Tonight's blog entry is sponsored by the following Facebook status. (Name removed because I did not ask the permission of the poster)

>Why is my Christian Ethics course required for an Ethics Minor?

(The poster went on to comment that that she mostly objected to the religious portion of the course)

There's two reasons why classes become required: a) Some authority figure says that a certain program should include a class on a certain topic (i.e. an accrediting agency, religious leader, the dean) b) The department decides that such a class should be included within a program.

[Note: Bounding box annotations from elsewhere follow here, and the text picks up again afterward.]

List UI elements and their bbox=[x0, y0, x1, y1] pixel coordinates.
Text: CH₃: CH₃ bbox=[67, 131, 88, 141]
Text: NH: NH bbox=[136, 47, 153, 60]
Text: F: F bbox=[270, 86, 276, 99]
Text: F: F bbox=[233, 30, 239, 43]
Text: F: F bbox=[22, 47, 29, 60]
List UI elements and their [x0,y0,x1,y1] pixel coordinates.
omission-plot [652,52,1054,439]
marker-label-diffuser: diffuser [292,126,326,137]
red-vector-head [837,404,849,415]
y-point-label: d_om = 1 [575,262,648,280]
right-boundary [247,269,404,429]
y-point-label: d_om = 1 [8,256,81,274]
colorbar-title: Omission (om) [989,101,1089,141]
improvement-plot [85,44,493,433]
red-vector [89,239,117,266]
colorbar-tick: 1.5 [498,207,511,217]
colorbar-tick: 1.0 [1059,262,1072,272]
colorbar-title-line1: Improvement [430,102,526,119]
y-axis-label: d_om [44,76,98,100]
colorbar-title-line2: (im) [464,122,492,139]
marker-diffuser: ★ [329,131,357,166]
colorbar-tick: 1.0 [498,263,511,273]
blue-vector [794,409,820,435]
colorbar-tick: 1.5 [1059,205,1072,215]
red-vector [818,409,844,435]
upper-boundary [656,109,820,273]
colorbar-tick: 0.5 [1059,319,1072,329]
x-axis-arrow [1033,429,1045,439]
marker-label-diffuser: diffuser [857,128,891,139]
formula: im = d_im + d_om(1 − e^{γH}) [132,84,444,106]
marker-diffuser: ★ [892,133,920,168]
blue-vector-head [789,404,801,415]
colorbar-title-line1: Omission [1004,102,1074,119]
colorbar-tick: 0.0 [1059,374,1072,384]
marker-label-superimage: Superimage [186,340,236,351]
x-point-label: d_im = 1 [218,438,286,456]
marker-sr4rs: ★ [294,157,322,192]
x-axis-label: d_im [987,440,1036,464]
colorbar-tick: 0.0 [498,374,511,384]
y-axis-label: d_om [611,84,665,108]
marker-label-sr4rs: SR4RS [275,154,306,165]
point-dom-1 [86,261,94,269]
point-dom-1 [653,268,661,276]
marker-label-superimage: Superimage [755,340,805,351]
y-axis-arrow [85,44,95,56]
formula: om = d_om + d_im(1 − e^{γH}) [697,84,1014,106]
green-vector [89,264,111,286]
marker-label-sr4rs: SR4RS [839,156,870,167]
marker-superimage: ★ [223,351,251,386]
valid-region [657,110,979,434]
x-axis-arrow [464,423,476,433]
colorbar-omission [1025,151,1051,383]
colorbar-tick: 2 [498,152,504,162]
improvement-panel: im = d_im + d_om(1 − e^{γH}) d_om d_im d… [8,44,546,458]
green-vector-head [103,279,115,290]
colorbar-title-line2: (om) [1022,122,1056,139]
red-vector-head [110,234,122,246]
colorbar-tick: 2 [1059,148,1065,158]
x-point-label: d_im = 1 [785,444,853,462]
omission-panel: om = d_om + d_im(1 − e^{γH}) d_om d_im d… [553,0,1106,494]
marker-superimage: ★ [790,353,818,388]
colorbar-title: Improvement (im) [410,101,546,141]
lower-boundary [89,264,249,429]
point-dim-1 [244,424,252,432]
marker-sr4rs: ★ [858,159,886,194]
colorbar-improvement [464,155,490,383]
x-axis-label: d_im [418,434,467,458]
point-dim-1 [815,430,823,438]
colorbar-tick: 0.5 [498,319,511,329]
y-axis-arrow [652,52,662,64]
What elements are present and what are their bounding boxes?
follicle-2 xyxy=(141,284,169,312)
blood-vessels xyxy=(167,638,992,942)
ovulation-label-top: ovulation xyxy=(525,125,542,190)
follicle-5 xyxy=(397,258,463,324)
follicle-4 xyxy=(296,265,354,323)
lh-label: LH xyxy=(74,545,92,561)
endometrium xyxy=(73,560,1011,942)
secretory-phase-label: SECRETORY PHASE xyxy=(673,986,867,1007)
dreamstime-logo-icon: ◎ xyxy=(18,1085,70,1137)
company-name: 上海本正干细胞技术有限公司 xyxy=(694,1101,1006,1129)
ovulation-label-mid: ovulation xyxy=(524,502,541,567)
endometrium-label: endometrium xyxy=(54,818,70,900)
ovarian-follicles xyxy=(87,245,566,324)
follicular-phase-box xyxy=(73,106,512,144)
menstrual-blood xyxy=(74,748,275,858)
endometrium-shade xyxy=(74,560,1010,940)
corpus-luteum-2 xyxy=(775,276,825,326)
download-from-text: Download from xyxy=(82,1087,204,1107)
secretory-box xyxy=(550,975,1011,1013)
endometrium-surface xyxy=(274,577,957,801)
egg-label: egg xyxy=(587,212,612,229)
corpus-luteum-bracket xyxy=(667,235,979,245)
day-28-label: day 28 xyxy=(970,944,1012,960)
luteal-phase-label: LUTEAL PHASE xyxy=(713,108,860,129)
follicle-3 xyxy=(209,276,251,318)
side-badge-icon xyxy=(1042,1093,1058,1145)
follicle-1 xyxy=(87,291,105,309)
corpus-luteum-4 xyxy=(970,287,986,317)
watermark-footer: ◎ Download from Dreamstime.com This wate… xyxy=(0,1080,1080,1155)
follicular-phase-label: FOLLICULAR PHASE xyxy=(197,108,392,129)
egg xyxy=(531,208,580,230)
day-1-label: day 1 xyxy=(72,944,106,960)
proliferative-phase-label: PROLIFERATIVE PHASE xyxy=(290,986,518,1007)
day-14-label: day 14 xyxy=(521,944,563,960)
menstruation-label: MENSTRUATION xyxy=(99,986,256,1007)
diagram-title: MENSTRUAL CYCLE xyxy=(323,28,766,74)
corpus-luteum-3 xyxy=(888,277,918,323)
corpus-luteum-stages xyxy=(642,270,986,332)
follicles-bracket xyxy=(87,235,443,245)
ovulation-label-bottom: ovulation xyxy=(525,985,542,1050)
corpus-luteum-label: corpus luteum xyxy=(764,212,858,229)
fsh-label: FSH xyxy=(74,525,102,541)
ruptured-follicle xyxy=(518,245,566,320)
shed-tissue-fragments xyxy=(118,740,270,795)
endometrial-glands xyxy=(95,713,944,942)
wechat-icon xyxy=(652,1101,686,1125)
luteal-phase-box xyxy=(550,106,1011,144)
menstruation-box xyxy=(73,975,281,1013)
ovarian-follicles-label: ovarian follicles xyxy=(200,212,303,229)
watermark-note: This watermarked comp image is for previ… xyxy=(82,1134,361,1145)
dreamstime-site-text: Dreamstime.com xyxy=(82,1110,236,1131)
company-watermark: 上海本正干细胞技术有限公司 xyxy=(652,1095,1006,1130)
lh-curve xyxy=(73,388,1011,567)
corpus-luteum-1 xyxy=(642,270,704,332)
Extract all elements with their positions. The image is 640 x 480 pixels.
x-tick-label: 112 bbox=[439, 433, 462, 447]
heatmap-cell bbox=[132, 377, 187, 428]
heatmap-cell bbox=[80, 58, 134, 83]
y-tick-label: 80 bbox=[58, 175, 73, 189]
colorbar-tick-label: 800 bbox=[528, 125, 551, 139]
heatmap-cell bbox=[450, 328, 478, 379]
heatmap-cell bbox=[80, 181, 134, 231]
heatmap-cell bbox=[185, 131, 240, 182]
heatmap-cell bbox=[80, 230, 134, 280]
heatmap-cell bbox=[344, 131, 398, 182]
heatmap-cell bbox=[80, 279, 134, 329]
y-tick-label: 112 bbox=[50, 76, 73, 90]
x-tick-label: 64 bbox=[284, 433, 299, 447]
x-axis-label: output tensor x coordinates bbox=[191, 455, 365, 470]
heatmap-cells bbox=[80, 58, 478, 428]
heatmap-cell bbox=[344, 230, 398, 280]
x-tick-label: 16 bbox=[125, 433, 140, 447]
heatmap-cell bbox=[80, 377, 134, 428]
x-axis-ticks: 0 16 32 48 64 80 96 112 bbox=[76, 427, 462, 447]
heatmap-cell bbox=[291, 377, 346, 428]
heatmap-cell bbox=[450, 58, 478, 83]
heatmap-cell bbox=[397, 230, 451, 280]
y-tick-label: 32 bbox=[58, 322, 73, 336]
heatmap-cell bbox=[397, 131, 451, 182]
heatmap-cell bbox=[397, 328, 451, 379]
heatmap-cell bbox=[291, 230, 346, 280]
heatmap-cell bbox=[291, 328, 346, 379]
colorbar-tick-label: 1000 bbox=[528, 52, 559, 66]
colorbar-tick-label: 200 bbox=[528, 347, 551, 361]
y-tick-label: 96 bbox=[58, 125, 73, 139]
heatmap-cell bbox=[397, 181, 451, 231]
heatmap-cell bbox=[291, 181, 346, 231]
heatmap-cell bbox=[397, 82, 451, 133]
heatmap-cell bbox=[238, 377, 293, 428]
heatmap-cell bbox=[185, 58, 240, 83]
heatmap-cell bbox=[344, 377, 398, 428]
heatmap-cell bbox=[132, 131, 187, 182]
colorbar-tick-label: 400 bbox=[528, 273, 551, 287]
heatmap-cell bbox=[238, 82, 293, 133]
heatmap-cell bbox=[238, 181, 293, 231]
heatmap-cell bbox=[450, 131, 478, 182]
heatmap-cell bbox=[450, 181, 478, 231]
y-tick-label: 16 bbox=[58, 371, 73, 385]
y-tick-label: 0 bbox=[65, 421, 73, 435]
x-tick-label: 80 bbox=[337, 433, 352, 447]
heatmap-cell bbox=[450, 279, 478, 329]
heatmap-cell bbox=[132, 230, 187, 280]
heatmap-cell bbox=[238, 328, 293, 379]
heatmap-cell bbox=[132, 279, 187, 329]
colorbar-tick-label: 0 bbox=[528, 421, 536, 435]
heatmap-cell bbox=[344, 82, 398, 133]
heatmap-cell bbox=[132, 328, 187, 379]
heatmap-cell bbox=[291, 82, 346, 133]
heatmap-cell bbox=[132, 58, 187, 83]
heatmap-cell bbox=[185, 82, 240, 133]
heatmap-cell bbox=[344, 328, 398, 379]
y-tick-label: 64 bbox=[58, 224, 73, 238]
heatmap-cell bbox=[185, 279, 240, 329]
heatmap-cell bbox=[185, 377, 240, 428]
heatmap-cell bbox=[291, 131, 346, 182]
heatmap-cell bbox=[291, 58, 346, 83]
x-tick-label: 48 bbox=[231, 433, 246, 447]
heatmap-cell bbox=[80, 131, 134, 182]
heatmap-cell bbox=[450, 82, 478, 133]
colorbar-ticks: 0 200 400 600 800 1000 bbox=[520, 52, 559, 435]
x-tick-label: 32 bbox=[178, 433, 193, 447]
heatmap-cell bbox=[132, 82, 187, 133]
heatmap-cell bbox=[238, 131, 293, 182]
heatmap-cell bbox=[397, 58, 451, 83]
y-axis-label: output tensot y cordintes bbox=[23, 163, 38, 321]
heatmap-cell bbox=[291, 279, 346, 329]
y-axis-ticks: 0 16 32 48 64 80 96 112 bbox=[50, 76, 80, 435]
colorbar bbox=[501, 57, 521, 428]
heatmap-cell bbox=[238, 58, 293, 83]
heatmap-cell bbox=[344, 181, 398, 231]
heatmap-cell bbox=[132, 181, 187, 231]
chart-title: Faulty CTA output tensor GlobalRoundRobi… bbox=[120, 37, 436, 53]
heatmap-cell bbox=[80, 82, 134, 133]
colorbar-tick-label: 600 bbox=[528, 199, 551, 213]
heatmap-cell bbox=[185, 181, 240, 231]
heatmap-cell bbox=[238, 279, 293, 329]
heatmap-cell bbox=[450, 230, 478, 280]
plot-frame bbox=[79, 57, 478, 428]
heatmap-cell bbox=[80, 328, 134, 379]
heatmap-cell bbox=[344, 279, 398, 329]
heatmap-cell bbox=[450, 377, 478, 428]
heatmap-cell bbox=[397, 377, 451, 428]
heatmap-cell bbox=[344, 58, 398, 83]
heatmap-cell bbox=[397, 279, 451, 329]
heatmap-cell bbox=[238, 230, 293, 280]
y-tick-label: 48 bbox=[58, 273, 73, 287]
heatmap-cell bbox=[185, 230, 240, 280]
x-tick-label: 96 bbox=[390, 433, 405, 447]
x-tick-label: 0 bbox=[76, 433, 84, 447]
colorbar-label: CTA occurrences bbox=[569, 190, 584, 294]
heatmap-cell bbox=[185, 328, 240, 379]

Regarding (b), there are numerous reasons why the department would make a decision to require a certain class. Among them:

  • Attempting to get the maximum utilization out of an instructor. Consider this "Christian Ethics" class. If there's maybe 12 people who are required to take this class as a part of their degree program, perhaps a religious studies degree, and there's usually only three or four people who have an Ethics minor declared, then one instructor can knock kill the proverbial two birds with one proverbial stone. This is a typical situation at a small-er University like mine.
  • Competition between Department A and Department B. It is relatively common to see two departments with overlapping interests, Math and Physics for example, to offer competing classes. "Calculus for Physicists" would be an example here.

As far as the actual answer to the question, do some research. What agency accredits your department? When did the requirement come into effect? Who was on the faculty and who was chair at that time?

And, as a final comment, I urge college seekers to select a major before they enter the school, and closely look through the degree requirements at that time. University catalogs are universally boring reading, but I consider them the most valuable tool in selecting a University.